Omissions Regarding “Known Trends” in a 10-Q Report May Support a Securities Fraud Claim


If a public company fails to disclose in its quarterly or annual reports trends and uncertainties that it could reasonably expect to have a material impact on revenues, at least one significant federal court has held that the company could be subject to claims of securities fraud.  On January 12, 2015, the Second Circuit Court of Appeals (covering certain northeastern states including New York) held that omissions from Form 10-Q filings of certain information required to be disclosed pursuant to Item 303 of Regulation S-K may support a securities fraud claim under Section 10(b) of the Securities Exchange Act of 1934. 

Item 303 of Regulation S-K imposes an affirmative obligation on issuers to disclose in its MD&A (management’s discussion and analysis), among other things, “any known trends or uncertainties…that the registrant reasonably expects will have a material…unfavorable impact on…revenues or income from continuing operations.”  This information must be disclosed in registration statements, Form 10-Q and Form 10-K filings.  Omissions are actionable under securities laws only when the corporation has a duty to disclose the omitted facts.  Because Item 303 does impose an affirmative obligation, the Second Circuit reasoned that failure to disclose “known trends or uncertainties” could be sufficient to support a securities fraud claim.
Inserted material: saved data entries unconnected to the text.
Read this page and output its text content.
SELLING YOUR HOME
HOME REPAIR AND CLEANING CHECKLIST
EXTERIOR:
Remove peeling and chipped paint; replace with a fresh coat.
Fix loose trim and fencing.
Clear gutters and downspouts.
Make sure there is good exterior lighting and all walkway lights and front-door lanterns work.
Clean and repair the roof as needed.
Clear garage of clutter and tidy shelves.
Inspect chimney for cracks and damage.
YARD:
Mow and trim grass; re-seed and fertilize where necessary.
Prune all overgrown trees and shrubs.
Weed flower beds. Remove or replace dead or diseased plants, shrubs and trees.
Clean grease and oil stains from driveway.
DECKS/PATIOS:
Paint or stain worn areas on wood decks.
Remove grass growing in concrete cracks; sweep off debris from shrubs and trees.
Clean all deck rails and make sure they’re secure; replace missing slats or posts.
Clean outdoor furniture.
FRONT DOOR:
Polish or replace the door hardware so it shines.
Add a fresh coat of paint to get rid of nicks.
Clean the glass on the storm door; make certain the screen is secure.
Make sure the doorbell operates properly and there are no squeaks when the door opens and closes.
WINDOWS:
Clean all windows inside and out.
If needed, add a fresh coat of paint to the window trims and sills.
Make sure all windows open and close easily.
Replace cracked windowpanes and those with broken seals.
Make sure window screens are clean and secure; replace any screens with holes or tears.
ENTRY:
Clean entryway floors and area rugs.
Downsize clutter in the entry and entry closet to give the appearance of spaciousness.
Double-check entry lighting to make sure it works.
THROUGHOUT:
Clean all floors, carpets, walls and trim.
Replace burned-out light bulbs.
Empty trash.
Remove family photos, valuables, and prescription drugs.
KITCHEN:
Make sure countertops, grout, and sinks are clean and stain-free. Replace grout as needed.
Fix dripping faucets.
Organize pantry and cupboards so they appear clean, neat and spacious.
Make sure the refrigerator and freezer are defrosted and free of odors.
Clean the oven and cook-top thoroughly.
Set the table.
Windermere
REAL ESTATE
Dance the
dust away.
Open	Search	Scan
The burden imposed by this decision is moderated by the requirements for plaintiffs asserting Section 10(b) claims based on a failure to disclose Item 303 information.  The first requirement is that plaintiffs must allege that defendants were “at least consciously reckless regarding whether their failure to provide adequate Item 303 disclosures . . . would mislead investors about material facts.”  Second, the information required to be disclosed is limited – a  “disclosure of a known trend and the ‘manner in which’ it ‘might reasonably be expected to materially impact’ a company’s overall financial position” is sufficient.  Third, the omission must be material.  Determining materiality of a forward-looking disclosure requires “a balancing of both the indicated probability that the event will occur and the anticipated magnitude of the event in light of the totality of the company activity.”  These requirements shall cause plaintiffs significant hurdles to overcome to show that defendants intended to mislead investors by omitting information or that defendants were consciously reckless in that respect.

The Second Circuit’s decision is in conflict with a decision announced last year from the Ninth Circuit Court of Appeals (covering the western states including California).  The Ninth Circuit previously held that “Item 303 does not create a duty to disclose for purposes of Section 10(b) and Rule 10b-5.”  This matter may be headed to the United States Supreme Court to resolve the conflict among federal circuits.

Until the United States Supreme Court finally settles the conflict, each public company should refocus attention on whether any known trends or uncertainties may be reasonably expected to have a material effect on the company’s revenue or income, and if so, the company should carefully craft an appropriate disclosure for its public filings. 

DISCLAIMER: Because of the generality of this update, the information provided herein may not be applicable in all situations and should not be acted upon without specific legal advice based on particular situations.